What changed: "powerful tool for debugging" gets cut — pure flattery, no signal. The trigger phrases match how users actually phrase it. The 14-day limit is in the description, not buried in the schema, so the model declines gracefully when asked about last quarter.

Example 3 — Calendar Create

Before:
Creates a new event in the user's calendar with the given title, time,
and attendees.
After:
Schedule a new calendar event. Use only when the user has confirmed
the time AND attendees. If either is missing or ambiguous, ASK before
calling. Returns the created event's id and a join link if it's a
video meeting.
What changed: this one is not about choosing between tools, it is about choosing between "call the tool" and "ask a clarifying question." The original quietly encouraged the model to fire off events with hallucinated times. Write-tools especially benefit from a "confirm first" line — destructive or side-effecting actions deserve the friction.

Two Sharp Edges

A couple of details worth flagging:
  • Descriptions count against context. A server that exposes 40 tools with paragraph-long descriptions burns real tokens on every turn. Tight MCP tool descriptions are not only better for selection — they are cheaper. Before writing a fifth sentence, ask whether the model actually needs it.
  • Schema descriptions matter too. The model reads inputSchema.properties[*].description alongside the tool description. A parameter described as "the customer's email address (must be valid RFC 5322)" gets passed cleaner values than one described as "email". Do not waste those fields.

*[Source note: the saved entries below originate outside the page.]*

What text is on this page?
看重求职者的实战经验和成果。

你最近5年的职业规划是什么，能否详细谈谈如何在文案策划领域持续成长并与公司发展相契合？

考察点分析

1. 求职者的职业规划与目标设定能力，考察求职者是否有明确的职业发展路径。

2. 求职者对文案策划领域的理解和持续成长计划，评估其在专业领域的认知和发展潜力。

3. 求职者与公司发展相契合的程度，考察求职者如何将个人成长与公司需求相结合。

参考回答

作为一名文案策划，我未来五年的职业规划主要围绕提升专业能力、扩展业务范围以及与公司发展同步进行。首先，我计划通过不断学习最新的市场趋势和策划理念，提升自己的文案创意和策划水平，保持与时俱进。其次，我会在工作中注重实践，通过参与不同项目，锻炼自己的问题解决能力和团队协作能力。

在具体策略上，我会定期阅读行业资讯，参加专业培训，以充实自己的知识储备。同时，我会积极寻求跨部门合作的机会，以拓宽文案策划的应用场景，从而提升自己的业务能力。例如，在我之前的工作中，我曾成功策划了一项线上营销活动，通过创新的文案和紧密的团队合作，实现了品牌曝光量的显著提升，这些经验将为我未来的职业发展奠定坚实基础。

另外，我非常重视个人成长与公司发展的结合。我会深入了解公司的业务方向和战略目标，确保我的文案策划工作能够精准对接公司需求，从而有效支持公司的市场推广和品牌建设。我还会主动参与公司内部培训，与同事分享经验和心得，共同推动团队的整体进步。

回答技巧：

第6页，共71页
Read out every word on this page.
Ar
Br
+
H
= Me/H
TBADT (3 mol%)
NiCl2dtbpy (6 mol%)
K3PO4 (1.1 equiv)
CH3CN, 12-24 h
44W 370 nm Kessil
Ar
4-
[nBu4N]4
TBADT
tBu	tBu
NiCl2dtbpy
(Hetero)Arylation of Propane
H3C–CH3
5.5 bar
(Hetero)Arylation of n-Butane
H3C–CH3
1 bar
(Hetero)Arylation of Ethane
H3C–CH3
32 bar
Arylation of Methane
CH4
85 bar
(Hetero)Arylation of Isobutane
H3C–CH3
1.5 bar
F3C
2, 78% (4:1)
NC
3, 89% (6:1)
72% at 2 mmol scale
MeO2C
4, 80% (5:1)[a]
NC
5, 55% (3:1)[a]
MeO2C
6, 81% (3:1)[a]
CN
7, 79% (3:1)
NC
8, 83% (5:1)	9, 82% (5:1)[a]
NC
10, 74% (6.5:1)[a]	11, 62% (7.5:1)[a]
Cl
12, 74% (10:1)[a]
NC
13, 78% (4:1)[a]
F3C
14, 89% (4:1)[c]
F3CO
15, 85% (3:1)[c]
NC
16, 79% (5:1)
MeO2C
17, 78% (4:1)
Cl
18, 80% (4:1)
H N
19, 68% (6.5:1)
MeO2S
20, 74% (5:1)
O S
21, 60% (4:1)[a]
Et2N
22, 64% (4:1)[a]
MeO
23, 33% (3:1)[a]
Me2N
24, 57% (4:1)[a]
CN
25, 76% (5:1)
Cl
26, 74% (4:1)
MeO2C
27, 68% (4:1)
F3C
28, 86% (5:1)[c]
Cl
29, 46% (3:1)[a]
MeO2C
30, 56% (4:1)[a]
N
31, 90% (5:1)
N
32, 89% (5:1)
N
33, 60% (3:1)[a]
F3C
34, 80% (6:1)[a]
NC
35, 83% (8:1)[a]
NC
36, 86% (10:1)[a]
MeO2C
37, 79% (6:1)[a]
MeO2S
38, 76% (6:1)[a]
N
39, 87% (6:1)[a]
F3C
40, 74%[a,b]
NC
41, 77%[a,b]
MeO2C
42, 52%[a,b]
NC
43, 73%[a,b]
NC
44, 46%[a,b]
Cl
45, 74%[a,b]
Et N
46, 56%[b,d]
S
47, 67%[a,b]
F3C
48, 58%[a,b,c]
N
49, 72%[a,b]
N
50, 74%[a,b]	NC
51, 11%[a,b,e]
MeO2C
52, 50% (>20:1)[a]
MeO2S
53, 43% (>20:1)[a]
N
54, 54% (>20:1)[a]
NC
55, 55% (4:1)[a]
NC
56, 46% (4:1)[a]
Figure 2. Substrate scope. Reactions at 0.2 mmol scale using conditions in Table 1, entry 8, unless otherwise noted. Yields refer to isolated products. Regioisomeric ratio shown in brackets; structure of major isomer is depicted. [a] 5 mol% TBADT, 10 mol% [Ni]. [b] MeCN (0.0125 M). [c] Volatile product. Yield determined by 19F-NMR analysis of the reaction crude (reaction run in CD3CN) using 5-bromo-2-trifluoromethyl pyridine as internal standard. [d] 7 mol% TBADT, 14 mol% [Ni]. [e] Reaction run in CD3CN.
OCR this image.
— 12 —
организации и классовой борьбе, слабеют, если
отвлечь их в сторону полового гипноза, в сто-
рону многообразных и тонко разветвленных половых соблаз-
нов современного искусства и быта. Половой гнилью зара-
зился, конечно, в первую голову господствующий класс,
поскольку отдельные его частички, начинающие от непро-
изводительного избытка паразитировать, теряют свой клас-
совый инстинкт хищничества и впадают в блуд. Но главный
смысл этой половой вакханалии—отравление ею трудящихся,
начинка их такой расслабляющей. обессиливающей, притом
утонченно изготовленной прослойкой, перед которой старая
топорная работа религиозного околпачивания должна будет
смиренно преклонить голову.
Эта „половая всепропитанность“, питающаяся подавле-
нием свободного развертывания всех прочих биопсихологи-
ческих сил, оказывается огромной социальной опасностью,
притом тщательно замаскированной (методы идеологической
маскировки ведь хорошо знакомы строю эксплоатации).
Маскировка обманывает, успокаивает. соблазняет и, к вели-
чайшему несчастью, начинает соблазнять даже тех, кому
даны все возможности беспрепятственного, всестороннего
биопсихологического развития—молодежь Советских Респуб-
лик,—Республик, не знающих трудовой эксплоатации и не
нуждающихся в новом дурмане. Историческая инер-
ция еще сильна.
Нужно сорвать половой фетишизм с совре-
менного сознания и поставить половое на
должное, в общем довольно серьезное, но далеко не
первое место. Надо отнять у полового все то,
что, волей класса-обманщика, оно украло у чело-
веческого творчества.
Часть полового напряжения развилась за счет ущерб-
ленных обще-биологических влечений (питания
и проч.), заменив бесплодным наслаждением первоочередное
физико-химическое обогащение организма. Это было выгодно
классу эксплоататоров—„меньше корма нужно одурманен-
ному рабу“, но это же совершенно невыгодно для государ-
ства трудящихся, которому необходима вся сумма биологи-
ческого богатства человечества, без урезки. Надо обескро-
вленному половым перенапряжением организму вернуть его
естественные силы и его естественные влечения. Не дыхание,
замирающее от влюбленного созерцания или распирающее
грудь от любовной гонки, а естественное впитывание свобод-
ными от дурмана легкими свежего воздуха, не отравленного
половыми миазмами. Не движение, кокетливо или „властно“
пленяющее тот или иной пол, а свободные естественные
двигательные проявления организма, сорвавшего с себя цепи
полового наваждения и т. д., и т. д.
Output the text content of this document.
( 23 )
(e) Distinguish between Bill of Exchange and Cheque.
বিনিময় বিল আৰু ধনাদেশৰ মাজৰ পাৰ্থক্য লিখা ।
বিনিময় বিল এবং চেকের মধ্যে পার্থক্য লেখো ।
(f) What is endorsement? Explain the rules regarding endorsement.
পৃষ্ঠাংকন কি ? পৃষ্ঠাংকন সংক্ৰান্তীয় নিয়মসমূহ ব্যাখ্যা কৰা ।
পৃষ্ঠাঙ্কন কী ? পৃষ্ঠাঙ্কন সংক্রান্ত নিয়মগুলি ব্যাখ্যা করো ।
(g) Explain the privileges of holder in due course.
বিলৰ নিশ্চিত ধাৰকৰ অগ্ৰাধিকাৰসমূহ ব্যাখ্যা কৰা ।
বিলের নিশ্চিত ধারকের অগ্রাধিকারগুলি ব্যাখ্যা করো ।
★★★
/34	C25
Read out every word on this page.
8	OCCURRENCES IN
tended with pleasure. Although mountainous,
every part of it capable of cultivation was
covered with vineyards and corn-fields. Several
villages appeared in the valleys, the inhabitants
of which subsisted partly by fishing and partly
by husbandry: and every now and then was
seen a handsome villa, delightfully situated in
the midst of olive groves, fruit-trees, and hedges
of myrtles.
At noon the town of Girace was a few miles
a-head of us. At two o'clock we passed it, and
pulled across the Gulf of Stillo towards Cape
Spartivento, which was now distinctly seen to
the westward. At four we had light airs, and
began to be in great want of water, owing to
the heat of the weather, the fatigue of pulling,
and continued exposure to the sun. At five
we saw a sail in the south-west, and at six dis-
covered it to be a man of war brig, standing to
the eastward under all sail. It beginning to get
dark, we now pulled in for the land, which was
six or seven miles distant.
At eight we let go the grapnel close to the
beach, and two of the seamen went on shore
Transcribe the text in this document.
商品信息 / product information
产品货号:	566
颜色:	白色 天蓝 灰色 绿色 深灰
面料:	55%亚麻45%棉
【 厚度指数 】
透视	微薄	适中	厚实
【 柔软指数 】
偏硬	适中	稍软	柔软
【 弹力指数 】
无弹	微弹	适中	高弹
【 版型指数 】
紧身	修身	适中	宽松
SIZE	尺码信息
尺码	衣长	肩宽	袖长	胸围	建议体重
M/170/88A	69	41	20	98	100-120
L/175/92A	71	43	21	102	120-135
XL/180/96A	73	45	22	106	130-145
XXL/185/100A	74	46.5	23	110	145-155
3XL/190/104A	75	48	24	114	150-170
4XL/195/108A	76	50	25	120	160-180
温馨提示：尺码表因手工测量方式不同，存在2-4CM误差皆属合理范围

How To Test an MCP Tool Description

Short loop:
  1. Write the description.
  2. Start a fresh chat in an MCP client (Claude Desktop, Cursor, Open WebUI — whichever).
  3. Phrase a request the way a real user would. Not "use the search_customers tool" — instead, "find me everyone from acme corp who logged in last week."
  4. Watch which tool the model picks.
  5. If it picks wrong, the description lost. Rewrite and try again.
Run this five times with five different phrasings. The sentences doing work become obvious, as do the ones the model ignores. About 20 minutes per tool, and it is the highest-leverage thing available for MCP server quality short of writing better tools.
Write MCP tool descriptions like the model is going to read them, because it is.